Wolken2012 ist vorbei. Es war für mich ein Jahr, in dem ich fast komplett auf mich verzichten mußte. Auf mich oder auf etwas, was man als eigenes Leben bezeichnen könnte. Dazu blieb keine Zeit. Dennoch war es kein schlechtes Jahr. Ein anstrengendes, ein überfülltes Jahr, die Tage stets zu kurz, vieles blieb liegen, ja. Aber insgesamt war 2012 rückblickend betrachtet eher harmlos. Denn es gab mal keine großen Katastrophen.
Für uns schon ein Highlight.
Trotzdem bin ich jetzt, Anfang 2013, reichlich erledigt. Warum? Nun, die Umstände hier sind nicht die einfachsten und die Probleme sind komplex und Ende letzten Jahres sind einige Dinge eskaliert. Dreh- und Angelpunkt ist meine Arbeit, die keinerlei Regelmäßigkeit bietet. Weder von den Tagen her (in meinem Job stehen da 7 in der Woche zur Verfügung), noch von der Uhrzeit. Dadurch bin ich an Arbeitstagen meist erst zu Hause, wenn Töchterchen schon ins Bett muß. Was das auf Dauer bedeutet, werden Eltern nachvollziehen können.
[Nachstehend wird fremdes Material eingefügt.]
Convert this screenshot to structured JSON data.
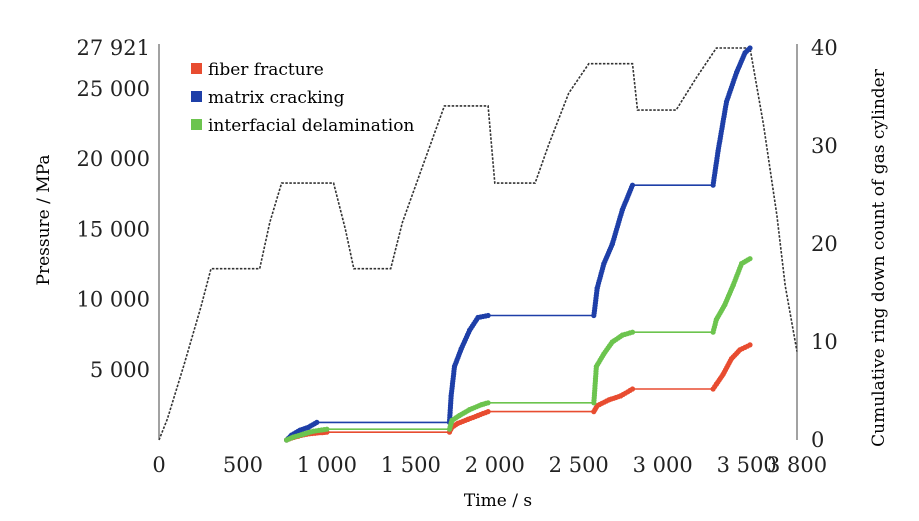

Vor allem geschiedene, ohne jeglichen weiteren Familienanschluß in erreichbarer Nähe. Also ohne Offline-Netzwerk.

Deswegen begann ich 2012 meinen Fernkurs zum Social Media Manager. Davon war das Jahr dann geprägt. Jede freie (und auch nicht-freie) Minute investierte ich ins Lernen. Immer mal wieder mußte ich kurze Zwischenpausen einlegen, ständig tauchte auch hier im Blog die eine oder andere Meldung davon auf. Es war nicht immer möglich, alles unter einen Hut zu bekommen.

Ende des Jahres
überschlugen sich dann die Ereignisse. Früher als geplant beendete ich den #SoMM-Kurs. Am Ende hat man die Möglichkeit zwischen vier verschiedenen Wahlheften auszuwählen. Diese Wahl beinhaltet auch die Möglichkeit nur eines oder auch alle vier der Module (oder zwei, drei) zu bearbeiten. Ich wollte wenigstens zwei dieser vier Themen mit im Zeugnis stehen haben.